Haggerty versa une tasse de café à Mackenzie et les deux femmes s'assirent à la petite table qui se trouvait dans un charmant coin petit-déjeuner, juste à côté de la cuisine. À côté de la table, une fenêtre s'ouvrait sur les ormes et les chênes qui se dressaient dans le jardin arrière.
« J'imagine que vous avez été informée des événements d'hier après-midi ? » demanda Mackenzie.
« Oui, » dit Haggerty. « Kenny Skinner. Vingt-deux ans, c'est bien ça ? »
Mackenzie hocha la tête, tout en buvant une gorgée de son café. « Et Malory Thomas, il y a quelques jours. Maintenant... pouvez-vous me dire pourquoi vous insistez autant auprès du shérif concernant ce pont ? »
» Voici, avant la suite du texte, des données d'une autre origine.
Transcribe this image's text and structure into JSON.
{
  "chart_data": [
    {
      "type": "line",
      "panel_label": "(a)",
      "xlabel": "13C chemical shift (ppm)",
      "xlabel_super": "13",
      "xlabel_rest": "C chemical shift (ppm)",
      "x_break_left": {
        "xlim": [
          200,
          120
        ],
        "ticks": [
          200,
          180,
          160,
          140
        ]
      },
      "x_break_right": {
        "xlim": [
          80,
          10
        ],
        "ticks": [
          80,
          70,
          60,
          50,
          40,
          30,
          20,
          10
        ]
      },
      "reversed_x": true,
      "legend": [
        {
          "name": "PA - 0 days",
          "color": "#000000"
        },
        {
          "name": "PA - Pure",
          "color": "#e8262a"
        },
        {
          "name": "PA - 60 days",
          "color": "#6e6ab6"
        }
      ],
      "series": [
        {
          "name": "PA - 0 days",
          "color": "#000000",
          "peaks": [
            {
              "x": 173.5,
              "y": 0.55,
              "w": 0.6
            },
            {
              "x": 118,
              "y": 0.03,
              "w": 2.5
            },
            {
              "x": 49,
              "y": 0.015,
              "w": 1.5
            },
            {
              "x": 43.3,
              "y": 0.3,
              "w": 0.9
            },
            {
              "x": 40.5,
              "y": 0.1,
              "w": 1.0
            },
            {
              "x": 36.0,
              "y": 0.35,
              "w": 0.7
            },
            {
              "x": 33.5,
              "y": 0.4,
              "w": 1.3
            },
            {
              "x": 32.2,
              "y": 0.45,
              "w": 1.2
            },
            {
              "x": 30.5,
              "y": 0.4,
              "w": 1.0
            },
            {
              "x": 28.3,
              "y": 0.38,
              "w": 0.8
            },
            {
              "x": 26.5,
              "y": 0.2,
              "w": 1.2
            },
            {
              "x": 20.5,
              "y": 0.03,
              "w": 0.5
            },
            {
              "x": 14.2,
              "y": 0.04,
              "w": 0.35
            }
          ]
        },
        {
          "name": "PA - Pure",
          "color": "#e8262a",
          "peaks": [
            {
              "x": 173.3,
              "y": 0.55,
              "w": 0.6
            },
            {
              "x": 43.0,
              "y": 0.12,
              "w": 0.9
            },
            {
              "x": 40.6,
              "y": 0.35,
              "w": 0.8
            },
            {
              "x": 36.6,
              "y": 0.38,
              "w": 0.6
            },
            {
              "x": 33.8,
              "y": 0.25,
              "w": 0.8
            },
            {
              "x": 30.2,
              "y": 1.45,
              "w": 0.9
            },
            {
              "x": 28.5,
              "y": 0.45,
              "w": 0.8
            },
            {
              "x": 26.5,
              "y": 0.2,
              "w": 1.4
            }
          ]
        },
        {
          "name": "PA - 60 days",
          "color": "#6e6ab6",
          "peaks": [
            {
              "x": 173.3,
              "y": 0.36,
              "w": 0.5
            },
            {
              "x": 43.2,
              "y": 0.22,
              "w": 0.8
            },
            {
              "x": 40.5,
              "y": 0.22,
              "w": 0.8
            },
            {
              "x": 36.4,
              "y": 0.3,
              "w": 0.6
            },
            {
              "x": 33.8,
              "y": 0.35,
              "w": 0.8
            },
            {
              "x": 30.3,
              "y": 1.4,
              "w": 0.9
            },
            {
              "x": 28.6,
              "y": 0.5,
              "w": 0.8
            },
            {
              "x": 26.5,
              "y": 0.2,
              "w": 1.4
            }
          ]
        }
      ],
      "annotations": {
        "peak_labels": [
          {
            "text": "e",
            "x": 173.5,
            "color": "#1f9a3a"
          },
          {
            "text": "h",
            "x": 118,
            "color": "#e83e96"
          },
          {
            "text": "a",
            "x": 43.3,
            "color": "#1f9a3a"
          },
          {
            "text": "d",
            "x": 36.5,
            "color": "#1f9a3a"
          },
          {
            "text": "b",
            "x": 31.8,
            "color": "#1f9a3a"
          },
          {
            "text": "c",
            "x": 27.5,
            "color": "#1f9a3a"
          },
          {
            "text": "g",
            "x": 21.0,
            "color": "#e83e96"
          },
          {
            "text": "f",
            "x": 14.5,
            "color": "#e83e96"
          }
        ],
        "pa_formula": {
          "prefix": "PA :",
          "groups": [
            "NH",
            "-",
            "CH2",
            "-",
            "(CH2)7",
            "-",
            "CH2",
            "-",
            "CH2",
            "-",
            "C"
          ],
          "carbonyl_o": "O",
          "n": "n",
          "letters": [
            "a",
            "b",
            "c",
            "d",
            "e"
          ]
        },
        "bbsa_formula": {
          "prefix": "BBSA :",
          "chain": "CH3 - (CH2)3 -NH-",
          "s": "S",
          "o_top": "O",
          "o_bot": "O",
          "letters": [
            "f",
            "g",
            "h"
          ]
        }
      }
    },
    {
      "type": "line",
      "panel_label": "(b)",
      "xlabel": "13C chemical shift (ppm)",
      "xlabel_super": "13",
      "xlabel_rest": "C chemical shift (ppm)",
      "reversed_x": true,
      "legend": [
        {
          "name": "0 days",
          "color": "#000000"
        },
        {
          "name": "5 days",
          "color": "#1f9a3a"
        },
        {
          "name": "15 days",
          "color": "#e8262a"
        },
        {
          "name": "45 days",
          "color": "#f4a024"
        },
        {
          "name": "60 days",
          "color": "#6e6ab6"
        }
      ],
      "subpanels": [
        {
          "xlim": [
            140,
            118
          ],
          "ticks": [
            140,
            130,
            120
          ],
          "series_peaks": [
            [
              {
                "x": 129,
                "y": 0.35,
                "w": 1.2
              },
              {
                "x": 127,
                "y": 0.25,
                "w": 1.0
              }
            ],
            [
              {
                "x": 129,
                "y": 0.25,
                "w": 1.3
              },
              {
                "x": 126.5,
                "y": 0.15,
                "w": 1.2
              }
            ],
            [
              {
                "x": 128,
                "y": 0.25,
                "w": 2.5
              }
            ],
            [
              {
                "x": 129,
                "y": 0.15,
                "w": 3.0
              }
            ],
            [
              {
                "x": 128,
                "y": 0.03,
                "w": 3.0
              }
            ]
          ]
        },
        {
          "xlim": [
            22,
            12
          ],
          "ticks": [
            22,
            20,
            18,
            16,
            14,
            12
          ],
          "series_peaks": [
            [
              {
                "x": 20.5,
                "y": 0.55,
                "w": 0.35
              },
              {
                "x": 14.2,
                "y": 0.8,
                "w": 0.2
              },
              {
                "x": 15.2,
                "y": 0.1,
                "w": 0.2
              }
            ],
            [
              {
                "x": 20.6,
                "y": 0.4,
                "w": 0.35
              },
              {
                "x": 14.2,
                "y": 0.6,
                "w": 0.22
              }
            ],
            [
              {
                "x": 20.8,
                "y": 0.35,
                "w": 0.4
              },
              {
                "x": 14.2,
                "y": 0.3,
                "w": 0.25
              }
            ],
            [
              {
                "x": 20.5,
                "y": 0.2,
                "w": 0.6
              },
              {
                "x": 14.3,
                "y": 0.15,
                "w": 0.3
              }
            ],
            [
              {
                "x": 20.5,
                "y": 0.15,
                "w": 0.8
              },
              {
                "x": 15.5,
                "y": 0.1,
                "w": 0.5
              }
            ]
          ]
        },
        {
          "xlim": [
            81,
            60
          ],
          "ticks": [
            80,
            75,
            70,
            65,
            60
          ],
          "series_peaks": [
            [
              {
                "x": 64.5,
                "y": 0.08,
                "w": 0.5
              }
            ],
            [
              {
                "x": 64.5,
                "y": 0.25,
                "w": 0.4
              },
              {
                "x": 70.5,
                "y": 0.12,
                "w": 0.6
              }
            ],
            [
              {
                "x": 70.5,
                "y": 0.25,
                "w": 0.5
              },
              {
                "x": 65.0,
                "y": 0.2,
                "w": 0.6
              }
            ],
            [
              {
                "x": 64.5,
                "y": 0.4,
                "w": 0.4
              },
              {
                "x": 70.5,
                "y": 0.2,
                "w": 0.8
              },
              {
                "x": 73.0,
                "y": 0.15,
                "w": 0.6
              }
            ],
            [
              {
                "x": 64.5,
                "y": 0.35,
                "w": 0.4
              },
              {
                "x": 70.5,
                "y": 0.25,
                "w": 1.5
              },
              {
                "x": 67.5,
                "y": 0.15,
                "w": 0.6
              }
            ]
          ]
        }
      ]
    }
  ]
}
« Eh bien, Kingsville n'a pas grand-chose à offrir. Et bien que les gens vivant dans une petite ville ne veuillent pas l'admettre, un coin perdu comme ici n'a jamais rien eu à offrir aux adolescents et aux jeunes adultes. Et quand ce genre de choses arrivent, des points de repère morbides comme le Miller Moon Bridge deviennent emblématiques. En consultant les archives de la ville, les habitants mettaient déjà fin à leurs jours depuis ce pont dès 1956, quand il était encore en service. À notre époque, les jeunes gens sont exposés à tellement de négativité et de problèmes de confiance en eux qu'une construction aussi emblématique que ce pont peut prendre beaucoup plus d'importance. Les jeunes qui cherchent à sortir d'une manière ou d'une autre de cette ville en arrivent à des extrêmes et il ne s'agit plus seulement de sortir d'ici... mais d'en finir avec la vie en général. »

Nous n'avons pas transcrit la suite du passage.